Aug. 29, 2014 by Darius
If you’re looking for a good movie for the weekend, I would highly recommend the German film The Lives of Others.
The Lives of Others takes place in East Germany in 1984. The country is under control of the Stasi, probably the most comprehensive state security apparatus in history (see https://notwhatyoumightthink.wordpress.com/2014/08/08/thinking-aloud-the-dark-secrets-of-a-surveillance-state/). Gerd Wiesler is a captain in the Stasi, responsible for interrogating prisoners and conducting surveillance of suspected dissidents. He is a true believer in the cause of socialism and the East German state, throwing himself into his work with all his being. Captain Wiesler is tasked with investigating Georg Dreyman, a popular writer and playwright who appears to be “clean” politically. When Wiesler learns that the assignment was not due to any evidence against Dreyman but because a top government minister wanted to make sexual advances on Dreyman’s actress girlfriend, he begins to doubt himself, his mission, and the entire East German system.

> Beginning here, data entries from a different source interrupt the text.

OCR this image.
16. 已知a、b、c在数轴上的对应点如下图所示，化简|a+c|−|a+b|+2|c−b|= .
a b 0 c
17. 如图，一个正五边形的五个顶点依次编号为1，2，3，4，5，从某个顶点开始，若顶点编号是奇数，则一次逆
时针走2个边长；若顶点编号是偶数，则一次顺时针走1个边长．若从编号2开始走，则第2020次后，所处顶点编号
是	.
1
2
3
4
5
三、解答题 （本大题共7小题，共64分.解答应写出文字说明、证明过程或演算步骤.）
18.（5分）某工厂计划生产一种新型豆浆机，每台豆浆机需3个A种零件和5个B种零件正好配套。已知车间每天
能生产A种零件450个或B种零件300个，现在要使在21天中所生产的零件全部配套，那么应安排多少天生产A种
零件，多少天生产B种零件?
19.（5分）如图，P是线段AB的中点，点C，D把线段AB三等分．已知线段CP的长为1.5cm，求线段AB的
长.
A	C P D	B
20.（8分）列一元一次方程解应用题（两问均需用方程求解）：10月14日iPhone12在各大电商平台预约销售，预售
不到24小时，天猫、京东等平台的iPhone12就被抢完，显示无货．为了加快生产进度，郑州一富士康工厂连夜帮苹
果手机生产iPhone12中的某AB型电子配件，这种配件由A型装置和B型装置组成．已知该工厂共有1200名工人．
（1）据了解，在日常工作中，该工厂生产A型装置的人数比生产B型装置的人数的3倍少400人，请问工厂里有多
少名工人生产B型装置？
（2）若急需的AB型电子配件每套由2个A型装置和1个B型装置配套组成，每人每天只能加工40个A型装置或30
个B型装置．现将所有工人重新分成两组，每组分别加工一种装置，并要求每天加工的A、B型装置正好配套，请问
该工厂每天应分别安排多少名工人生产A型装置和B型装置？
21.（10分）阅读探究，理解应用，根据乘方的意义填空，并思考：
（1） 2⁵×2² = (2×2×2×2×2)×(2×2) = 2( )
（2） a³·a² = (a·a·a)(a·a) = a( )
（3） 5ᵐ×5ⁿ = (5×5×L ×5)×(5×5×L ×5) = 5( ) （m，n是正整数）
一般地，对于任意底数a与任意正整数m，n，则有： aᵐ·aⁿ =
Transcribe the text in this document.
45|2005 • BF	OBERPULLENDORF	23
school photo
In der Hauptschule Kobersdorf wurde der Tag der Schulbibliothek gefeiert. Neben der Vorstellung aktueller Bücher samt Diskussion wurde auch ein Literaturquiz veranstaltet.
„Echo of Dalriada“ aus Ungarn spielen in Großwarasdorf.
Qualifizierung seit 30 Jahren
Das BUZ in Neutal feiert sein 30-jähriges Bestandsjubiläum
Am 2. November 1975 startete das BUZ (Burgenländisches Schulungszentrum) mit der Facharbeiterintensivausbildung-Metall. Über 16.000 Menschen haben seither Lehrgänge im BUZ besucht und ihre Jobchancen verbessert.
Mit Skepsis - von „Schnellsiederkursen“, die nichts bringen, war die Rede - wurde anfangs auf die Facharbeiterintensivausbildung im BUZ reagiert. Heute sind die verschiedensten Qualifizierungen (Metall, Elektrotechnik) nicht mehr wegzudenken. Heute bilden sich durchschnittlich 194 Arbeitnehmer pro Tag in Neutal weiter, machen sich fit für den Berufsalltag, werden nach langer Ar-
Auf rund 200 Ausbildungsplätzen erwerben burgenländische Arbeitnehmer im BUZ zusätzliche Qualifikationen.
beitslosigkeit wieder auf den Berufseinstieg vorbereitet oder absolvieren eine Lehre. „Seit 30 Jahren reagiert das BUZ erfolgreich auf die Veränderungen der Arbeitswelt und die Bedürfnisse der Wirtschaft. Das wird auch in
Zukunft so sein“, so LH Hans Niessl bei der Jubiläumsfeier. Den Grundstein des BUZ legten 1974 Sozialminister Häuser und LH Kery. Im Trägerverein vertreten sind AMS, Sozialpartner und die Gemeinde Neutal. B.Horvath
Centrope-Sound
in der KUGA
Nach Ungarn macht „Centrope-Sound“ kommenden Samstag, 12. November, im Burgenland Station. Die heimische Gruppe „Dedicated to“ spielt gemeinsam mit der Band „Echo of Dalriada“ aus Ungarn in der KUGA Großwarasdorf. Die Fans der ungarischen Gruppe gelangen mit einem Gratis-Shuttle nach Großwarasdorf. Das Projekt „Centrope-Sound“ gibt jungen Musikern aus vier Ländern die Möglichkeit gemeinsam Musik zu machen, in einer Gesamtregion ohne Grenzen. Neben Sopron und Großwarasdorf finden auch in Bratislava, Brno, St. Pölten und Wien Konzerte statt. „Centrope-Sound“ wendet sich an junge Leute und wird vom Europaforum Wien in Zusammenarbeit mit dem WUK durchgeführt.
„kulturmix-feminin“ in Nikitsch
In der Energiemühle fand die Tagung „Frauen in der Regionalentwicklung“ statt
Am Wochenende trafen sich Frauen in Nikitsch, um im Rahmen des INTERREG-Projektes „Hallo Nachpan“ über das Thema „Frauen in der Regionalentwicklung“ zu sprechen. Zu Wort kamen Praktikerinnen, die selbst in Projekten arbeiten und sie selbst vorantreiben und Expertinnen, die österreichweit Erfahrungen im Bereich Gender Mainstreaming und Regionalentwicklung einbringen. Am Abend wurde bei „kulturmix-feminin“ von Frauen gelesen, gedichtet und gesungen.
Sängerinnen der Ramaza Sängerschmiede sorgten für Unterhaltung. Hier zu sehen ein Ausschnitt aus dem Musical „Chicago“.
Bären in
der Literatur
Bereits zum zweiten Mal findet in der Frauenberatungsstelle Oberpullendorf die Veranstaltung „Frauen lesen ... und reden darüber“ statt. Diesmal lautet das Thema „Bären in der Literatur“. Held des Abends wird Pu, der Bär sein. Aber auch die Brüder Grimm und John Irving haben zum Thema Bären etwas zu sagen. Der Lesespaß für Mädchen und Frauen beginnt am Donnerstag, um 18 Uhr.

Two things set apart The Lives of Others as a film. The first is the great attention to detail in the film; viewers are completely transported to 1980s East Germany. There are a few historical inaccuracies to allow for the plot, but The Lives of Others is quite historically accurate in most regards, uncomfortably so for East Germans by some accounts. The second aspect of The Lives of Others that stands out is the acting. The lead actors play their roles marvelously, especially Captain Wiesler. Unfortunately, Ulrich Mühe, who played Wiesler, died of stomach cancer in 2007, shortly after the film came out.
There are no car chases and few funny moments in The Lives of Others, but it is a very engrossing movie. Definitely worth two hours and 15 minutes of your weekend.